Na tentativa de compartilhar experiências, desde o primeiro encontro com os participantes desafiamos os cursistas a fazer uma narrativa visual da própria formação que contemplasse, o que havia ocorrido nesse período de pandemia, com o objetivo de compartilhar os saberes da experiência em forma de autorreflexão do percurso realizado no curso, sugestões e revisão das investigações produzidas. Essa oficina foi proposta e organizada no final do curso de extensão para fortalecer os vínculos e a abordagem das mini-histórias, na tentativa de dar continuidade à formação permanente em 2021, por meio de uma coletânea de ensaios com as ações com crianças na escola. Vejamos alguns relatos da experiência dos professores participantes:

O curso sobre as mini-histórias foi muito interessante porque desde o início despertou a sensibilidade em observar mais, em sentir, apreender e também sobre a importância do registro de momentos que parecem comuns mas que trazem em si uma profundidade antes não percebida. Vou levar para a vida, tanto no trabalho com a educação infantil, quanto com a família e amigos. Foram muitas leituras, muito estudo, mas gostaria de ter tido mais tempo ainda para me dedicar. (Sandra, 50 anos, professora)

Anteriormente, costumava a escrever mini-histórias mais simples, sem riqueza em detalhes e fazia isso para todas as crianças da turma, a pedido da direção que não concordava em fazer relatos de apenas uma determinada situação. Hoje eu vejo como aprendi errado, pois uma mini-história não deve ser um material quantitativo e sim que envolve uma situação real de experiência, trocas, interações nos mais variados momentos e o mais importante, deve ser um material que revela significado para as crianças envolvidas. (Michelle, 29 anos, professora)

Resolvi participar do Curso por curiosidade pela temática, pois não conhecia a proposta das Mini-Histórias. Considero que é muito importante para o contexto da educação infantil, e também um tanto complexo para aprender, que no meu caso não estou atuando com a Educação Infantil. As mini-histórias oportunizam muita reflexividade, criticidade e criatividade no processo de ensino e aprendizagem. (Neiva, 50 anos, professora)

Sinceramente, pensei que não conseguiria escrever mini-histórias em tempos de pandemia, por estar longe das crianças, mas com o apoio das famílias, foi possível vencer este desafio! (Márcia, 33 anos, professora)

Conforme podemos depreender dos relatos acima, a experiência revela o que aprendemos desses encontros formativos e como atribuímos sentidos, percepções e metáforas a esses movimentos do curso. A experiência prática com as mini-histórias causa uma espécie de quebra de paradigmas, que desafia a escrita do cotidiano e que passa pelo próprio sentido investigativo e contextualizado de atuar. Cabe destacar que os elementos observáveis e da escuta sensível são provenientes de professores atentos, fotografando com um celular cenas de interações das crianças no cotidiano escolar, para posterior registro em forma de mini-histórias do episódio vivido pelas crianças (entre elas, com os objetos ou com o meio ambiente). Isso significa dizer que no momento do registro, o professor não interfere nas discussões entre as crianças, mas dá voz e autoria à criança em sua própria ação no mundo. No entanto, essa documentação em ambiências digitais agrega também a subjetividade do olhar das famílias e a escuta sensível no tempo/espaço fora da escola, para acolher as crianças e tentar capturar o instante, por meio de fotografias, de cenas significativas do desenvolvimento da criança.

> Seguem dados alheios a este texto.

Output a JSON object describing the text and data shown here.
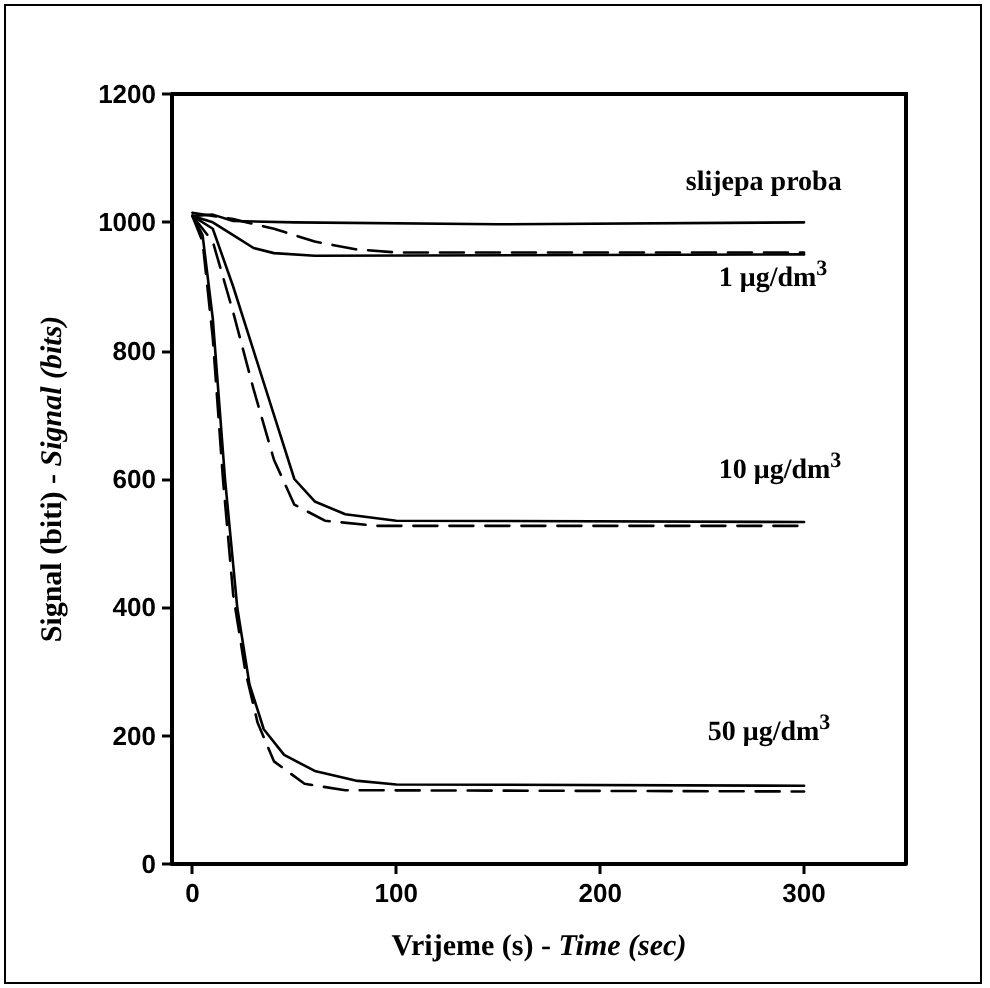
{
  "chart_data": {
    "type": "line",
    "xlabel": "Vrijeme (s) - Time (sec)",
    "ylabel": "Signal (biti) - Signal (bits)",
    "xlim": [
      -10,
      350
    ],
    "xticks": [
      0,
      100,
      200,
      300
    ],
    "ylim": [
      0,
      1200
    ],
    "yticks": [
      0,
      200,
      400,
      600,
      800,
      1000,
      1200
    ],
    "grid": false,
    "marker": "none",
    "series": [
      {
        "color": "#000000",
        "line_style": "solid",
        "x": [
          0,
          10,
          20,
          50,
          150,
          300
        ],
        "values": [
          1010,
          1012,
          1002,
          1000,
          997,
          1000
        ]
      },
      {
        "color": "#000000",
        "line_style": "solid",
        "x": [
          0,
          10,
          20,
          30,
          40,
          60,
          300
        ],
        "values": [
          1010,
          1000,
          980,
          960,
          952,
          948,
          950
        ]
      },
      {
        "color": "#000000",
        "line_style": "dashed",
        "x": [
          0,
          20,
          40,
          60,
          80,
          100,
          300
        ],
        "values": [
          1015,
          1005,
          990,
          970,
          958,
          953,
          953
        ]
      },
      {
        "color": "#000000",
        "line_style": "solid",
        "x": [
          0,
          10,
          20,
          30,
          40,
          50,
          60,
          75,
          100,
          300
        ],
        "values": [
          1010,
          990,
          900,
          800,
          700,
          600,
          565,
          545,
          535,
          533
        ]
      },
      {
        "color": "#000000",
        "line_style": "dashed",
        "x": [
          0,
          10,
          20,
          30,
          40,
          50,
          65,
          90,
          300
        ],
        "values": [
          1010,
          970,
          860,
          740,
          630,
          560,
          535,
          527,
          527
        ]
      },
      {
        "color": "#000000",
        "line_style": "solid",
        "x": [
          0,
          5,
          10,
          16,
          22,
          28,
          35,
          45,
          60,
          80,
          100,
          300
        ],
        "values": [
          1010,
          980,
          850,
          600,
          400,
          280,
          210,
          170,
          145,
          130,
          124,
          122
        ]
      },
      {
        "color": "#000000",
        "line_style": "dashed",
        "x": [
          0,
          5,
          10,
          15,
          20,
          26,
          32,
          40,
          55,
          75,
          300
        ],
        "values": [
          1010,
          970,
          820,
          600,
          420,
          300,
          220,
          160,
          125,
          115,
          113
        ]
      }
    ],
    "annotations": [
      "slijepa proba",
      "1 μg/dm$^{3}$",
      "10 μg/dm$^{3}$",
      "50 μg/dm$^{3}$"
    ]
  }
}
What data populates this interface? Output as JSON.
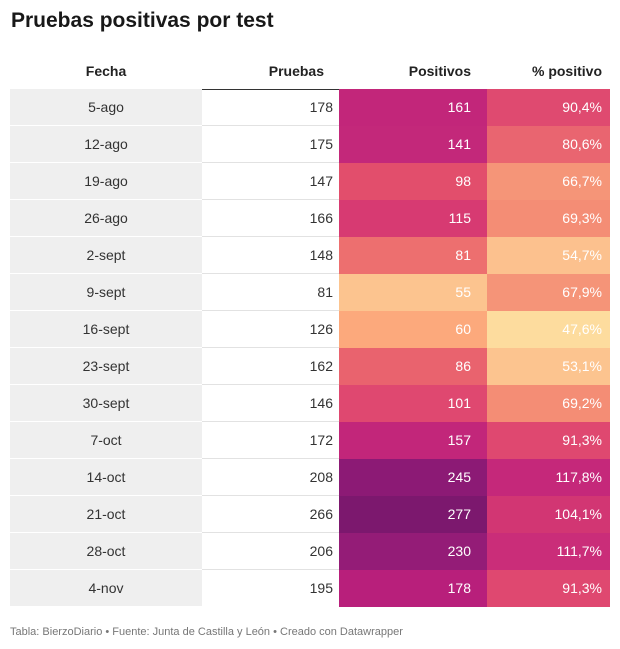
{
  "title": "Pruebas positivas por test",
  "columns": [
    "Fecha",
    "Pruebas",
    "Positivos",
    "% positivo"
  ],
  "footer": "Tabla: BierzoDiario • Fuente: Junta de Castilla y León • Creado con Datawrapper",
  "chart_data": {
    "type": "table",
    "title": "Pruebas positivas por test",
    "columns": [
      "Fecha",
      "Pruebas",
      "Positivos",
      "% positivo"
    ],
    "rows": [
      {
        "fecha": "5-ago",
        "pruebas": 178,
        "positivos": 161,
        "pct": "90,4%",
        "pos_color": "#c2267a",
        "pct_color": "#df4a70"
      },
      {
        "fecha": "12-ago",
        "pruebas": 175,
        "positivos": 141,
        "pct": "80,6%",
        "pos_color": "#c3287a",
        "pct_color": "#e96570"
      },
      {
        "fecha": "19-ago",
        "pruebas": 147,
        "positivos": 98,
        "pct": "66,7%",
        "pos_color": "#e24e6c",
        "pct_color": "#f59578"
      },
      {
        "fecha": "26-ago",
        "pruebas": 166,
        "positivos": 115,
        "pct": "69,3%",
        "pos_color": "#d73a72",
        "pct_color": "#f48d75"
      },
      {
        "fecha": "2-sept",
        "pruebas": 148,
        "positivos": 81,
        "pct": "54,7%",
        "pos_color": "#ed6f6f",
        "pct_color": "#fcc18e"
      },
      {
        "fecha": "9-sept",
        "pruebas": 81,
        "positivos": 55,
        "pct": "67,9%",
        "pos_color": "#fcc48f",
        "pct_color": "#f59478"
      },
      {
        "fecha": "16-sept",
        "pruebas": 126,
        "positivos": 60,
        "pct": "47,6%",
        "pos_color": "#fca97c",
        "pct_color": "#fddc9e"
      },
      {
        "fecha": "23-sept",
        "pruebas": 162,
        "positivos": 86,
        "pct": "53,1%",
        "pos_color": "#e9636e",
        "pct_color": "#fcc48f"
      },
      {
        "fecha": "30-sept",
        "pruebas": 146,
        "positivos": 101,
        "pct": "69,2%",
        "pos_color": "#df4870",
        "pct_color": "#f48d75"
      },
      {
        "fecha": "7-oct",
        "pruebas": 172,
        "positivos": 157,
        "pct": "91,3%",
        "pos_color": "#c2267a",
        "pct_color": "#df4870"
      },
      {
        "fecha": "14-oct",
        "pruebas": 208,
        "positivos": 245,
        "pct": "117,8%",
        "pos_color": "#8c1a75",
        "pct_color": "#c5287a"
      },
      {
        "fecha": "21-oct",
        "pruebas": 266,
        "positivos": 277,
        "pct": "104,1%",
        "pos_color": "#7c186e",
        "pct_color": "#d23673"
      },
      {
        "fecha": "28-oct",
        "pruebas": 206,
        "positivos": 230,
        "pct": "111,7%",
        "pos_color": "#941c77",
        "pct_color": "#ca2d79"
      },
      {
        "fecha": "4-nov",
        "pruebas": 195,
        "positivos": 178,
        "pct": "91,3%",
        "pos_color": "#b81f7b",
        "pct_color": "#df4870"
      }
    ]
  }
}
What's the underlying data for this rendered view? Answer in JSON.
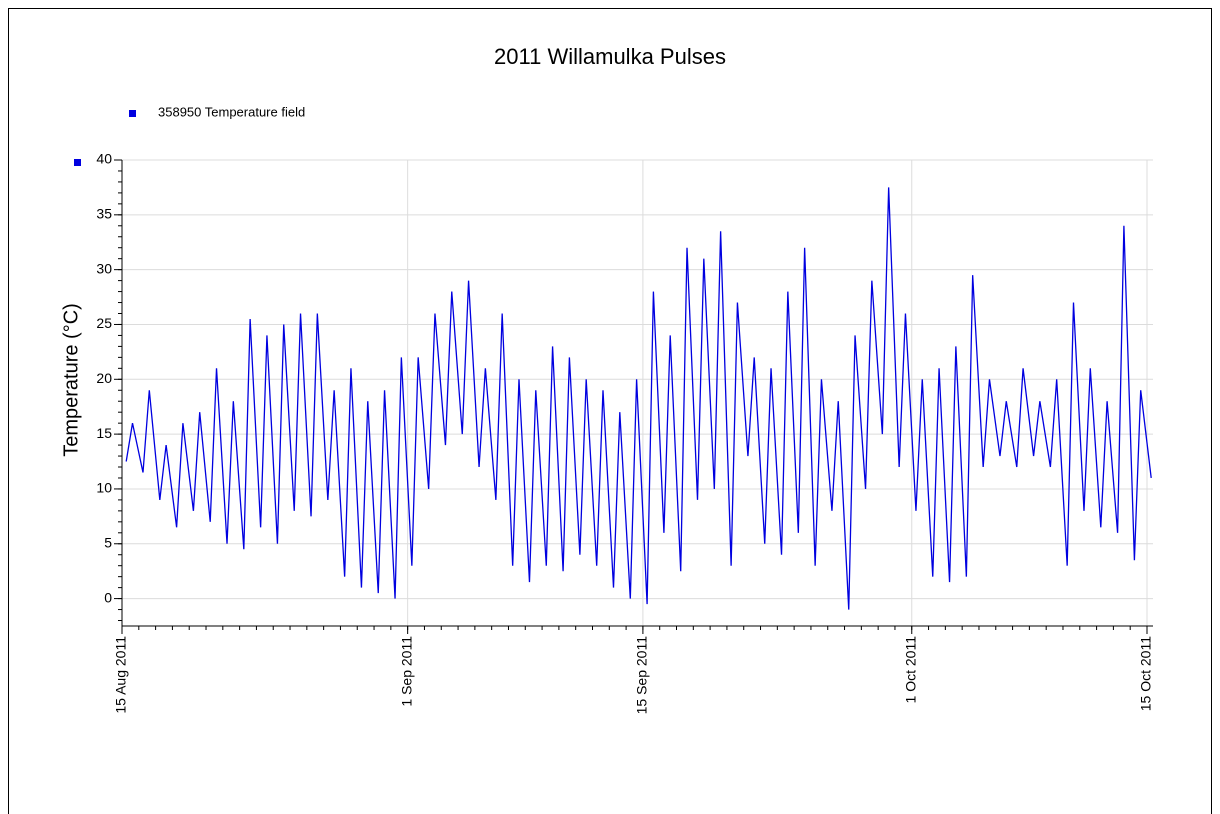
{
  "chart_data": {
    "type": "line",
    "title": "2011 Willamulka Pulses",
    "y_label": "Temperature (°C)",
    "x": [
      "2011-08-15T06:00",
      "2011-08-15T15:00",
      "2011-08-16T06:00",
      "2011-08-16T15:00",
      "2011-08-17T06:00",
      "2011-08-17T15:00",
      "2011-08-18T06:00",
      "2011-08-18T15:00",
      "2011-08-19T06:00",
      "2011-08-19T15:00",
      "2011-08-20T06:00",
      "2011-08-20T15:00",
      "2011-08-21T06:00",
      "2011-08-21T15:00",
      "2011-08-22T06:00",
      "2011-08-22T15:00",
      "2011-08-23T06:00",
      "2011-08-23T15:00",
      "2011-08-24T06:00",
      "2011-08-24T15:00",
      "2011-08-25T06:00",
      "2011-08-25T15:00",
      "2011-08-26T06:00",
      "2011-08-26T15:00",
      "2011-08-27T06:00",
      "2011-08-27T15:00",
      "2011-08-28T06:00",
      "2011-08-28T15:00",
      "2011-08-29T06:00",
      "2011-08-29T15:00",
      "2011-08-30T06:00",
      "2011-08-30T15:00",
      "2011-08-31T06:00",
      "2011-08-31T15:00",
      "2011-09-01T06:00",
      "2011-09-01T15:00",
      "2011-09-02T06:00",
      "2011-09-02T15:00",
      "2011-09-03T06:00",
      "2011-09-03T15:00",
      "2011-09-04T06:00",
      "2011-09-04T15:00",
      "2011-09-05T06:00",
      "2011-09-05T15:00",
      "2011-09-06T06:00",
      "2011-09-06T15:00",
      "2011-09-07T06:00",
      "2011-09-07T15:00",
      "2011-09-08T06:00",
      "2011-09-08T15:00",
      "2011-09-09T06:00",
      "2011-09-09T15:00",
      "2011-09-10T06:00",
      "2011-09-10T15:00",
      "2011-09-11T06:00",
      "2011-09-11T15:00",
      "2011-09-12T06:00",
      "2011-09-12T15:00",
      "2011-09-13T06:00",
      "2011-09-13T15:00",
      "2011-09-14T06:00",
      "2011-09-14T15:00",
      "2011-09-15T06:00",
      "2011-09-15T15:00",
      "2011-09-16T06:00",
      "2011-09-16T15:00",
      "2011-09-17T06:00",
      "2011-09-17T15:00",
      "2011-09-18T06:00",
      "2011-09-18T15:00",
      "2011-09-19T06:00",
      "2011-09-19T15:00",
      "2011-09-20T06:00",
      "2011-09-20T15:00",
      "2011-09-21T06:00",
      "2011-09-21T15:00",
      "2011-09-22T06:00",
      "2011-09-22T15:00",
      "2011-09-23T06:00",
      "2011-09-23T15:00",
      "2011-09-24T06:00",
      "2011-09-24T15:00",
      "2011-09-25T06:00",
      "2011-09-25T15:00",
      "2011-09-26T06:00",
      "2011-09-26T15:00",
      "2011-09-27T06:00",
      "2011-09-27T15:00",
      "2011-09-28T06:00",
      "2011-09-28T15:00",
      "2011-09-29T06:00",
      "2011-09-29T15:00",
      "2011-09-30T06:00",
      "2011-09-30T15:00",
      "2011-10-01T06:00",
      "2011-10-01T15:00",
      "2011-10-02T06:00",
      "2011-10-02T15:00",
      "2011-10-03T06:00",
      "2011-10-03T15:00",
      "2011-10-04T06:00",
      "2011-10-04T15:00",
      "2011-10-05T06:00",
      "2011-10-05T15:00",
      "2011-10-06T06:00",
      "2011-10-06T15:00",
      "2011-10-07T06:00",
      "2011-10-07T15:00",
      "2011-10-08T06:00",
      "2011-10-08T15:00",
      "2011-10-09T06:00",
      "2011-10-09T15:00",
      "2011-10-10T06:00",
      "2011-10-10T15:00",
      "2011-10-11T06:00",
      "2011-10-11T15:00",
      "2011-10-12T06:00",
      "2011-10-12T15:00",
      "2011-10-13T06:00",
      "2011-10-13T15:00",
      "2011-10-14T06:00",
      "2011-10-14T15:00",
      "2011-10-15T06:00"
    ],
    "series": [
      {
        "name": "358950  Temperature field",
        "color": "#0000e0",
        "values": [
          12.5,
          16,
          11.5,
          19,
          9,
          14,
          6.5,
          16,
          8,
          17,
          7,
          21,
          5,
          18,
          4.5,
          25.5,
          6.5,
          24,
          5,
          25,
          8,
          26,
          7.5,
          26,
          9,
          19,
          2,
          21,
          1,
          18,
          0.5,
          19,
          0,
          22,
          3,
          22,
          10,
          26,
          14,
          28,
          15,
          29,
          12,
          21,
          9,
          26,
          3,
          20,
          1.5,
          19,
          3,
          23,
          2.5,
          22,
          4,
          20,
          3,
          19,
          1,
          17,
          0,
          20,
          -0.5,
          28,
          6,
          24,
          2.5,
          32,
          9,
          31,
          10,
          33.5,
          3,
          27,
          13,
          22,
          5,
          21,
          4,
          28,
          6,
          32,
          3,
          20,
          8,
          18,
          -1,
          24,
          10,
          29,
          15,
          37.5,
          12,
          26,
          8,
          20,
          2,
          21,
          1.5,
          23,
          2,
          29.5,
          12,
          20,
          13,
          18,
          12,
          21,
          13,
          18,
          12,
          20,
          3,
          27,
          8,
          21,
          6.5,
          18,
          6,
          34,
          3.5,
          19,
          11
        ]
      }
    ],
    "xlim": [
      "2011-08-15T00:00",
      "2011-10-15T00:00"
    ],
    "xticks": [
      {
        "value": "2011-08-15T00:00",
        "label": "15 Aug 2011"
      },
      {
        "value": "2011-09-01T00:00",
        "label": "1 Sep 2011"
      },
      {
        "value": "2011-09-15T00:00",
        "label": "15 Sep 2011"
      },
      {
        "value": "2011-10-01T00:00",
        "label": "1 Oct 2011"
      },
      {
        "value": "2011-10-15T00:00",
        "label": "15 Oct 2011"
      }
    ],
    "ylim": [
      -2.5,
      40
    ],
    "yticks": [
      0,
      5,
      10,
      15,
      20,
      25,
      30,
      35,
      40
    ],
    "grid": true
  }
}
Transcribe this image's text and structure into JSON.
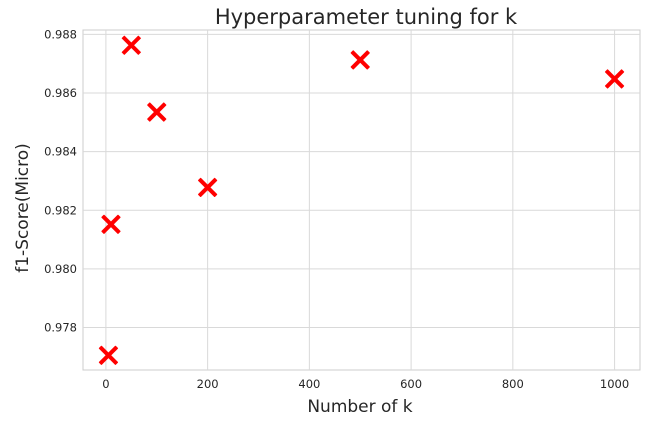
{
  "chart_data": {
    "type": "scatter",
    "title": "Hyperparameter tuning for k",
    "xlabel": "Number of k",
    "ylabel": "f1-Score(Micro)",
    "xlim": [
      -45,
      1050
    ],
    "ylim": [
      0.97655,
      0.98815
    ],
    "xticks": [
      0,
      200,
      400,
      600,
      800,
      1000
    ],
    "xtick_labels": [
      "0",
      "200",
      "400",
      "600",
      "800",
      "1000"
    ],
    "yticks": [
      0.978,
      0.98,
      0.982,
      0.984,
      0.986,
      0.988
    ],
    "ytick_labels": [
      "0.978",
      "0.980",
      "0.982",
      "0.984",
      "0.986",
      "0.988"
    ],
    "grid": true,
    "series": [
      {
        "marker": "X",
        "color": "#ff0000",
        "points": [
          {
            "x": 5,
            "y": 0.97705
          },
          {
            "x": 10,
            "y": 0.98152
          },
          {
            "x": 50,
            "y": 0.98763
          },
          {
            "x": 100,
            "y": 0.98535
          },
          {
            "x": 200,
            "y": 0.98278
          },
          {
            "x": 500,
            "y": 0.98713
          },
          {
            "x": 1000,
            "y": 0.98648
          }
        ]
      }
    ]
  }
}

Os processos de formação e as ações pedagógicas normalmente são de docência compartilhada nas turmas, o que colabora na realização da abordagem de produção cooperativa com mini-histórias. As primeiras condições para a documentação pedagógica da narrativa visual com mini-histórias são de que o espaço escolar esteja organizado de modo convidativo para o brincar e o explorar o mundo da infância, assim como foram desenvolvidas as oficinas pedagógicas sobre mini-histórias. Com base em Sánchez (2013), entendemos a imagem fotográfica como um dispositivo que permite causar estranhamentos, simulações, representações da realidade, (re)conhecimentos, narrativas, que podem ser resgatadas pela abertura ao outro, conversando, identificando vozes da infância, ideias, conceitos, enfim, algo que se alinha ao processo de formação. A partir disso, “trata-se, nesse regime, de saber no que o modo de ser das imagens concerne ao ethos, à maneira de ser dos indivíduos e das coletividades. E essa questão impede a arte de se individualizar enquanto tal” (Rancière, 2009, p. 29). Em seguida, partimos para um outro olhar sobre a experiência de mini-histórias em tempos de (re)construção e (re)planejamento em ambiências digitais para, ao mesmo tempo, compreender as evidências da documentação mencionada. Essa perspectiva está diretamente ligada à ideia que o professor tem da cultura da infância, das percepções pedagógicas e dos registros de leitura acerca do trabalho com crianças.

Um olhar interpretativo sobre a experiência virtualizada

Tanto os autores brasileiros quanto os italianos que abordam e desenvolvem o trabalho na perspectiva da cooperação, do raciocínio das cem linguagens das crianças e da produção de sentido com as mini-histórias provocam nossas próprias transformações profissionais e dos membros da comunidade educativa. Os encontros realizados em 2020 resultaram em paradoxos de investigação: ora centrado na vontade de aprender que inspirou conversas entre os professores ora nas memórias adormecidas do hábito da escrita, do gesto de fotografar, da experiência sensível de observar devagar no cotidiano. Desde a primeira experiência, as participantes demonstraram bastante interesse e entusiasmo, mas destacamos ser necessário esforço investigativo para envolver e mobilizar os professores que atuam nas escolas infantis em cursos de extensão. Fazer investigações conectadas às interações do cotidiano escolar e de forma dinâmica com os professores, na ideia de ver, criar metáforas e observar o que acontece de modo acidental ou provisório na experiência vital, é uma forma única de olhar e fazer o exercício da compreensão crítica frente ao contexto do trabalho pedagógico, para abrir os olhos para sentir e agir, reconstruindo através de mini-histórias, respeitando as personalidades. Tal visão da escrita no processo criativo pode ser vinculada ao que Rancière (2009, p. 30) identifica no par poiesis/mimesis, isto é, nas artes (das maneiras de fazer), visto que “tais imitações não se enquadram nem na verificação habitual dos produtos das artes por meio de seu uso, nem na legislação da verdade sobre os discursos e as imagens”.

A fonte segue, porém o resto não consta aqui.